Lou took off on his bike so his mother wouldn’t see him crying. It had been in his mind to drive to Denver, enlist, and disappear from his father’s life, spend a couple years in the service overseas. He would not return until he was a different man, someone lean and hard and cool, someone who would allow his father to hug him but would not provide a hug in return. He would call his father “sir,” sit stiffly at attention in his chair, resist smiling. How do you like my haircut, sir? he might ask. Does it meet your high standards? He wanted to drive away and come back remade, a man his parents didn’t know. As it was, that was very much what happened, although he never got as far as Denver.
To his right was the house where Vic had nearly burned to death. Not that it was a house anymore, not by any conventional definition. All that remained was a sooty cement platform and a tangle of burned sticks. Amid the ruin was a blistered and blackened old-fashioned Frigidaire on its side, the smoked and warped frame of a bed, part of a staircase. A single wall of what had once been the garage appeared almost untouched. A door set in that wall stood open, implying an invitation to come on in, pull up some burned lumber, have a seat, and stay awhile. Broken glass silted the rubble
.
“I mean . . . this isn’t, like, Christmasland, right?”
“No,” she said. “It’s the doorway. He probably doesn’t need to come here to cross over, but it’s easiest for him here.”
Angels held trumpets to their lips, drifted and swayed in the flecks of snow.
“Your doorway—” he said. “The bridge. It’s gone. It was gone by the time we hit the bottom of the slope.”
“I can get it back when I need it,” she said.
“I wish we could’ve brought those cops through with us. Led ’em right across. Maybe they could’ve pointed all those guns at the right guy.”
She said, “I think the less weight put on the bridge, the better.

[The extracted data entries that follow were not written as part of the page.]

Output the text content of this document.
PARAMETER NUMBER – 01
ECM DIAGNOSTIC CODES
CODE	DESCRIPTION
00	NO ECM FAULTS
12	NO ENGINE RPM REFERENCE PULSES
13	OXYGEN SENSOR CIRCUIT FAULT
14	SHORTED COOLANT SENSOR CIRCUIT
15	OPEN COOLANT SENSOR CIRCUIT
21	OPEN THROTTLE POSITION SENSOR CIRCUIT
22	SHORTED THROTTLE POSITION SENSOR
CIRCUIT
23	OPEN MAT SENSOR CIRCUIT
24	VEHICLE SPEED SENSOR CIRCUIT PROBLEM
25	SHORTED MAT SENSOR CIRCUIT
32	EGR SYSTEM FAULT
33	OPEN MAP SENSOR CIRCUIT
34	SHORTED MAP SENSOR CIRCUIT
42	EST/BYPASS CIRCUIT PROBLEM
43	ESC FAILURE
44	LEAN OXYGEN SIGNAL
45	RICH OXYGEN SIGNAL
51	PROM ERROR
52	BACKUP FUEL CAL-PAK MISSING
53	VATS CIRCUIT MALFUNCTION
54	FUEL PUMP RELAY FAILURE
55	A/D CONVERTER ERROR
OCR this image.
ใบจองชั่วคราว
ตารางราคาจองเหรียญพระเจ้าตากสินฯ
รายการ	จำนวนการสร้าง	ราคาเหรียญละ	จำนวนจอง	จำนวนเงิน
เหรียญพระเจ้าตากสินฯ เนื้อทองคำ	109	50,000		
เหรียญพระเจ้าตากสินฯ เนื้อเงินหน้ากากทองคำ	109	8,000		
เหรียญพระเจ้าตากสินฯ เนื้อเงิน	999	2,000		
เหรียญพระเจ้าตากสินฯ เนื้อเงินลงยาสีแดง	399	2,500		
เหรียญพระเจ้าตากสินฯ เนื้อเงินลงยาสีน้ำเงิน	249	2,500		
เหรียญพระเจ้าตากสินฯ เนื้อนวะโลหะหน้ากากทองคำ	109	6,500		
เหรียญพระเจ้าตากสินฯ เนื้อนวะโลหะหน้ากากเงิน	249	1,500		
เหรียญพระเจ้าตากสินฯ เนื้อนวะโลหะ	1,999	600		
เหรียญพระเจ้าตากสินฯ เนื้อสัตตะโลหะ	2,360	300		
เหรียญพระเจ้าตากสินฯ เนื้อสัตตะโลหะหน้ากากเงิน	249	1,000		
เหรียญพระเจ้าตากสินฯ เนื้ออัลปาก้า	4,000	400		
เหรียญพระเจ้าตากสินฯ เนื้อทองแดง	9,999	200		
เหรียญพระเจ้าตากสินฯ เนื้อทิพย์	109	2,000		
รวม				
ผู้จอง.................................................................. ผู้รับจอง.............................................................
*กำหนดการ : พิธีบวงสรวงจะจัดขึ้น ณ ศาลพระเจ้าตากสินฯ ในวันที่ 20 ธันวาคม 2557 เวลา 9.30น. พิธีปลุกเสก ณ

It’s an avenue of last resort. I didn’t even want to bring you across.”
“Well. I’m here now.” He still held a glossy package of ANFO in one hand. He slipped it gently back in with the others and hefted the backpack. “What’s the plan now?”
She said, “The first part of the plan is that you give those to me.” She took one strap of the backpack. He stared at her for a moment, the pack between them, not sure he ought to allow her to have it, then let go. He had what he wanted; he was here now, and no way she could get rid of him. She hooked it over her shoulder.
“The second part of the plan—” she started, then turned her head and looked toward the highway.
A car slid along through the night, the light of its headlamps stammering through the trunks of the pines, casting absurdly long shadows across the gravel drive. It slowed as it approached the turnoff toward the house. Lou felt a dull throb of pain behind his left ear. The snow fell in fat goose-feather flakes, beginning to collect on the dirt road.
“Jesus,” Lou said, and he hardly recognized his own strained voice. “It’s him. We aren’t ready.”
“Get back here,” Vic said.
She grabbed him by the sleeve and backpedaled, walking him across the carpet of dry, dead leaves and pine needles. The two of them slipped into a stand of birch trees. For the first time, Lou noticed their breath smoking in the moonlit-silvered night.